# Filtering relevant pages using cosine similarity between page title and query string

In this demo, the efficacy of **sentence BERT's document embeddings** and pairwise cosine similarity is demonstrated. This is just an explanation and Common Crawl data has not been used

In [1]:
from sentence_transformers import SentenceTransformer

In [2]:
import requests
import nltk
import nlp
from bs4 import BeautifulSoup
import trafilatura
import numpy as np

In [3]:
from nltk.corpus import stopwords
from nltk.stem.porter import PorterStemmer
import string
import re

In [4]:
from sklearn.feature_extraction.text import TfidfVectorizer 
from sklearn.metrics.pairwise import cosine_similarity
from sklearn.metrics.pairwise import euclidean_distances

In [5]:
nltk.download('stopwords')

[nltk_data] Downloading package stopwords to
[nltk_data]     /home/vignesh/nltk_data...
[nltk_data]   Package stopwords is already up-to-date!


True

## Extract title of a web page

In [6]:
porter = PorterStemmer()
regex = re.compile('[%s]' % re.escape(string.punctuation))
sw = stopwords.words("english")

In [7]:
def clean_text(text):
    text = text.lower()
    text = regex.sub('', text)
    text = ' '.join([word for word in text.split() if (len(word)>=4)])
    text = ' '.join([word for word in text.split() if word not in sw])
    text = ' '.join([porter.stem(word) for word in text.split()])
    return text

In [8]:
def get_page_content(url):
    downloaded = trafilatura.fetch_url(url)
    return clean_text(trafilatura.extract(downloaded))

## Reference (gold standard) article

Our approach is to embed one or more gold standard reference  articles and use them to find how similar the embeddings of other web page contents are to the query we care about. Instead of using sentence BERT embeddings, TF-IDF document vectors are used. However, either approach should yield similar results.

### We utilize tf-idf Vectorizer to embed our reference documents

In [9]:
ref_docs = [
    get_page_content('https://en.wikipedia.org/wiki/Economic_impact_of_the_COVID-19_pandemic'),
    get_page_content('https://www.who.int/news/item/13-10-2020-impact-of-covid-19-on-people\'s-livelihoods-their-health-and-our-food-systems'),
    get_page_content('https://www.brookings.edu/research/ten-facts-about-covid-19-and-the-u-s-economy/'),
    get_page_content('https://www.mckinsey.com/business-functions/risk/our-insights/covid-19-implications-for-business'),
    get_page_content('https://carsey.unh.edu/COVID-19-Economic-Impact-By-State'),
    get_page_content('https://www.frontiersin.org/articles/10.3389/fpubh.2020.00241/full'),
    get_page_content('https://www.pewsocialtrends.org/2020/09/24/economic-fallout-from-covid-19-continues-to-hit-lower-income-americans-the-hardest/'),
    get_page_content('https://www.reuters.com/article/us-usa-economy-poll/u-s-economy-to-slow-in-first-quarter-but-reach-pre-covid-19-levels-in-a-year-reuters-poll-idUSKBN28K00A'),
    get_page_content('https://www.mckinsey.com/business-functions/strategy-and-corporate-finance/our-insights/the-coronavirus-effect-on-global-economic-sentiment')
]

vectorizer = TfidfVectorizer()
docs_tfidf = vectorizer.fit_transform(ref_docs)

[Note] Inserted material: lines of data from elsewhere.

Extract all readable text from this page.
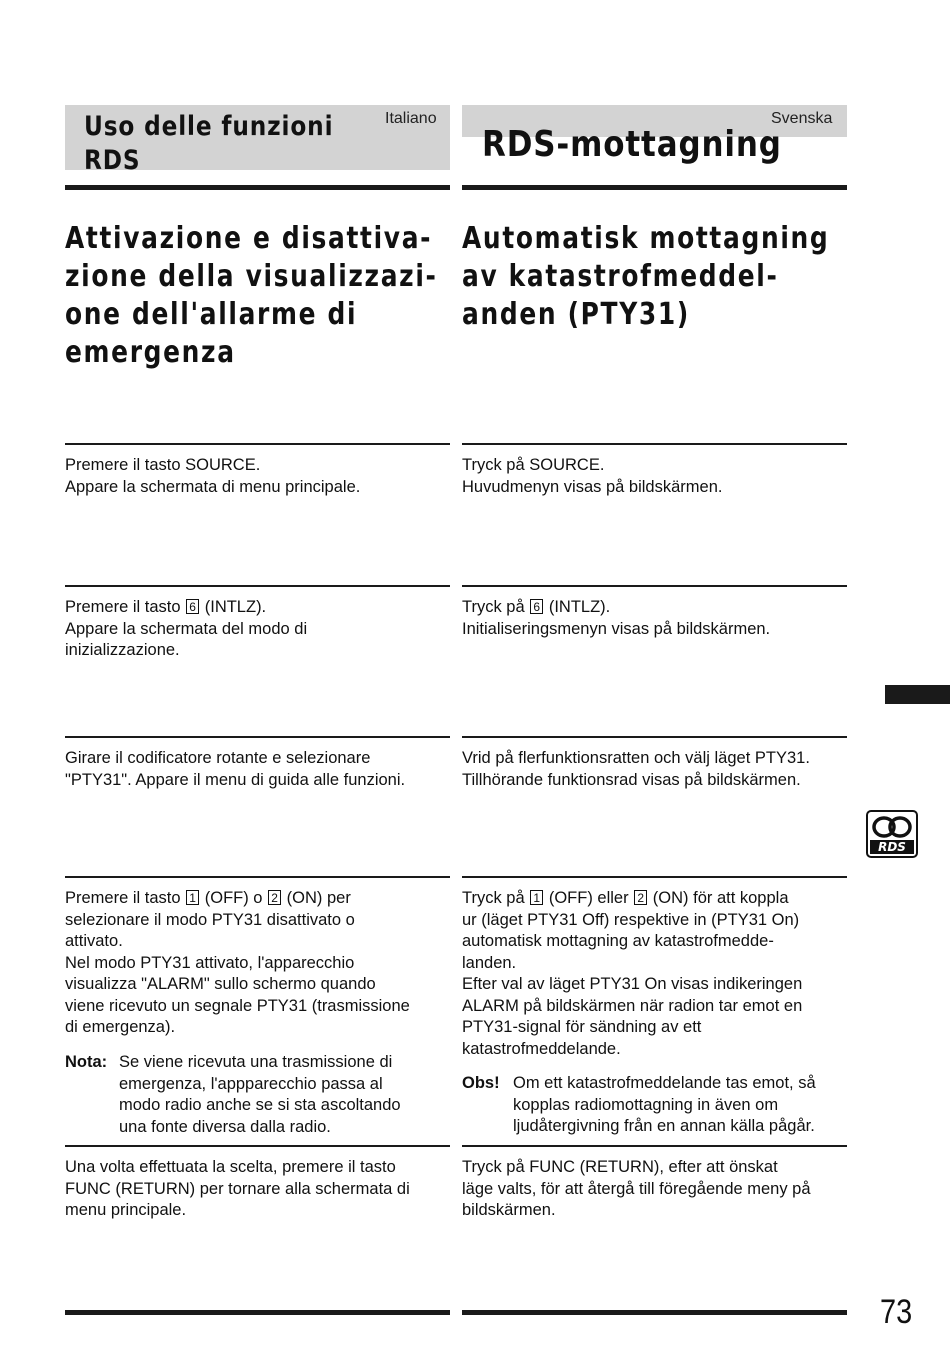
Uso delle funzioni
RDS
Italiano	Svenska
RDS-mottagning
Attivazione e disattiva-
zione della visualizzazi-
one dell'allarme di
emergenza
Automatisk mottagning
av katastrofmeddel-
anden (PTY31)
Premere il tasto SOURCE.
Appare la schermata di menu principale.
Tryck på SOURCE.
Huvudmenyn visas på bildskärmen.
Premere il tasto 6 (INTLZ).
Appare la schermata del modo di
inizializzazione.
Tryck på 6 (INTLZ).
Initialiseringsmenyn visas på bildskärmen.
Girare il codificatore rotante e selezionare
"PTY31". Appare il menu di guida alle funzioni.
Vrid på flerfunktionsratten och välj läget PTY31.
Tillhörande funktionsrad visas på bildskärmen.
Premere il tasto 1 (OFF) o 2 (ON) per
selezionare il modo PTY31 disattivato o
attivato.
Nel modo PTY31 attivato, l'apparecchio
visualizza "ALARM" sullo schermo quando
viene ricevuto un segnale PTY31 (trasmissione
di emergenza).
Tryck på 1 (OFF) eller 2 (ON) för att koppla
ur (läget PTY31 Off) respektive in (PTY31 On)
automatisk mottagning av katastrofmedde-
landen.
Efter val av läget PTY31 On visas indikeringen
ALARM på bildskärmen när radion tar emot en
PTY31-signal för sändning av ett
katastrofmeddelande.
Nota: Se viene ricevuta una trasmissione di
emergenza, l'appparecchio passa al
modo radio anche se si sta ascoltando
una fonte diversa dalla radio.
Obs! Om ett katastrofmeddelande tas emot, så
kopplas radiomottagning in även om
ljudåtergivning från en annan källa pågår.
Una volta effettuata la scelta, premere il tasto
FUNC (RETURN) per tornare alla schermata di
menu principale.
Tryck på FUNC (RETURN), efter att önskat
läge valts, för att återgå till föregående meny på
bildskärmen.
RDS
73
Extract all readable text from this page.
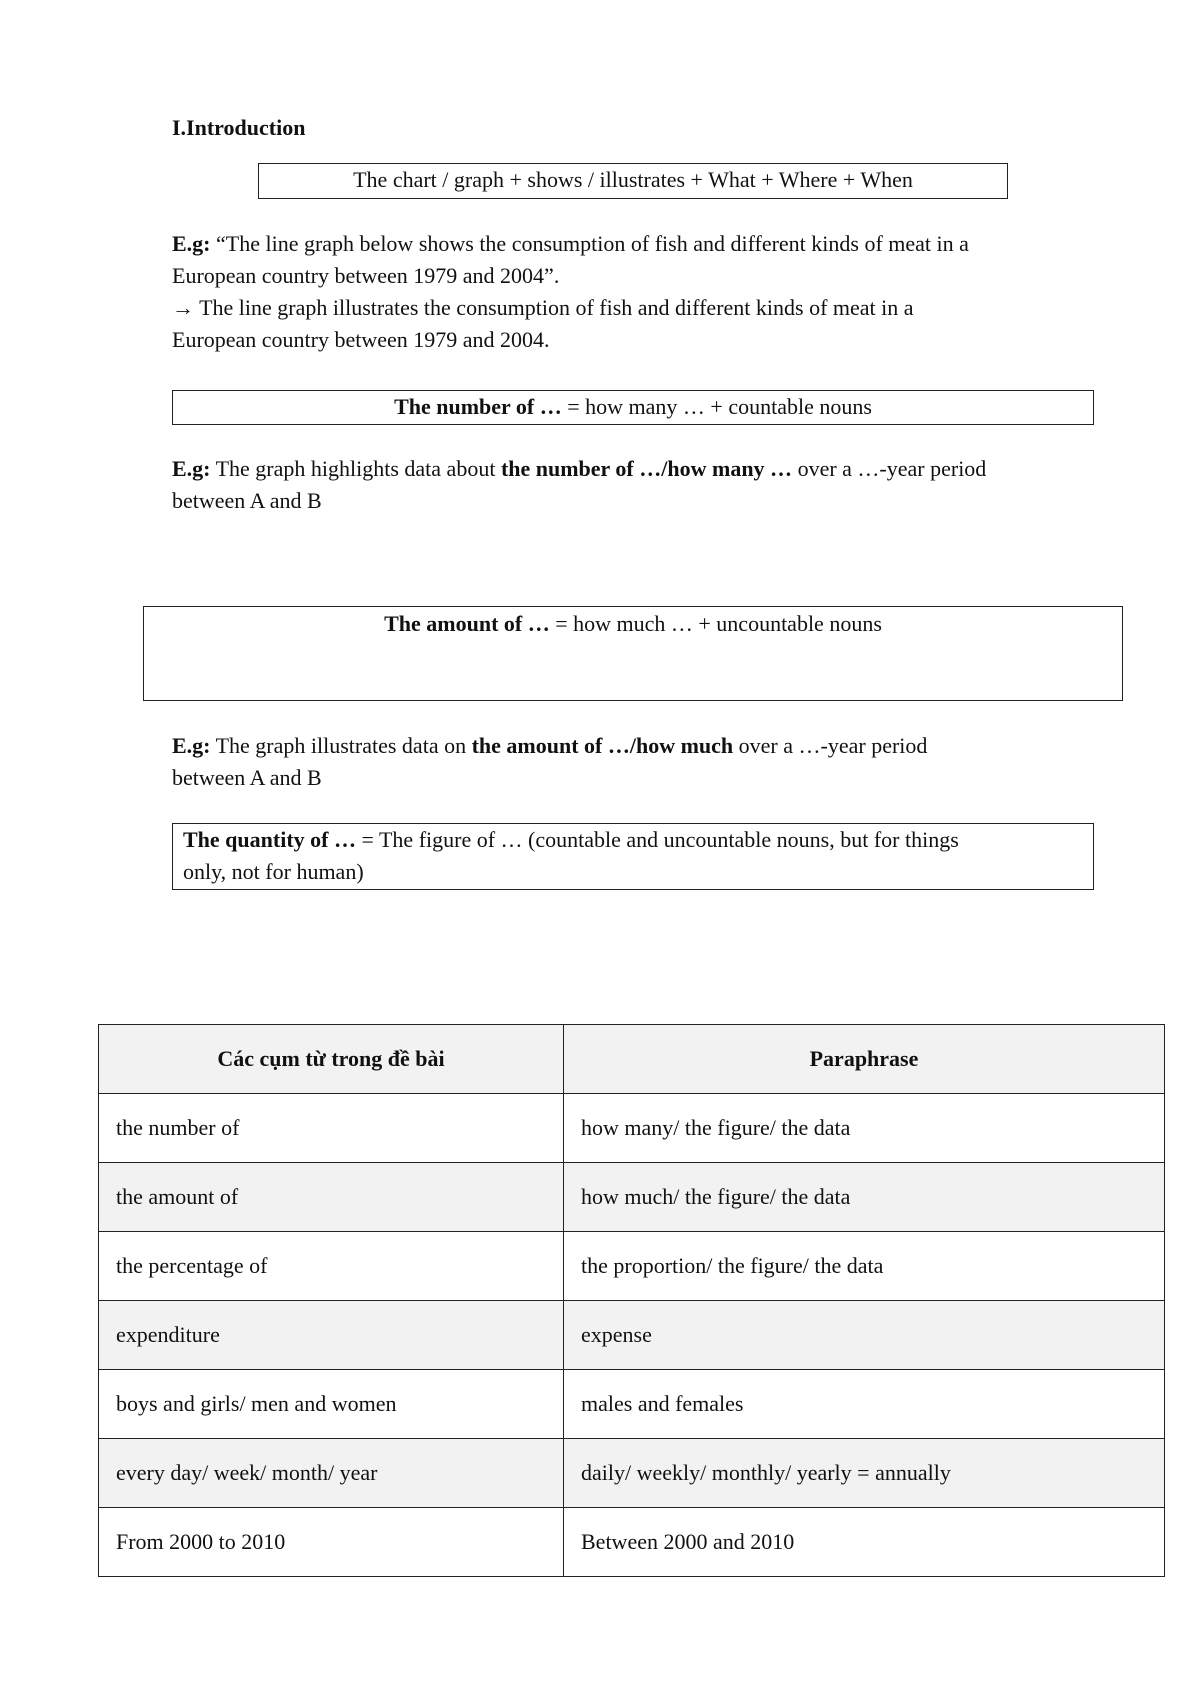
I.Introduction
The chart / graph + shows / illustrates + What + Where + When

E.g: “The line graph below shows the consumption of fish and different kinds of meat in a

European country between 1979 and 2004”.

→ The line graph illustrates the consumption of fish and different kinds of meat in a

European country between 1979 and 2004.

The number of … = how many … + countable nouns

E.g: The graph highlights data about the number of …/how many … over a …-year period

between A and B

The amount of … = how much … + uncountable nouns

E.g: The graph illustrates data on the amount of …/how much over a …-year period

between A and B

The quantity of … = The figure of … (countable and uncountable nouns, but for things
only, not for human)
Các cụm từ trong đề bài	Paraphrase
the number of	how many/ the figure/ the data
the amount of	how much/ the figure/ the data
the percentage of	the proportion/ the figure/ the data
expenditure	expense
boys and girls/ men and women	males and females
every day/ week/ month/ year	daily/ weekly/ monthly/ yearly = annually
From 2000 to 2010	Between 2000 and 2010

## Some Web pages (both related and unrelated to query)

In [10]:
docs = [get_page_content('https://www.who.int/news/item/13-10-2020-impact-of-covid-19-on-people\'s-livelihoods-their-health-and-our-food-systems'),
        get_page_content('https://en.wikipedia.org/wiki/Egg'),
        get_page_content('https://www.youtube.com/watch?v=0cGLrSpaf4o')
]

## Cosine Similarity

**Since we only care about each doc-embedding's similarity to the query's embedding (last item in docs list), we take the last row/column of the matrix**

In [11]:
for doc in docs:
    doc_vector = vectorizer.transform([doc])
    cosineSimilarities = np.average(cosine_similarity(doc_vector, docs_tfidf).flatten())
    print(cosineSimilarities)

0.21832993389217661
0.10310503939757354
0.08803144907161992


### Discussing results:

As seen above, extracted cosine similarities match expectations and exhibit sound logical results.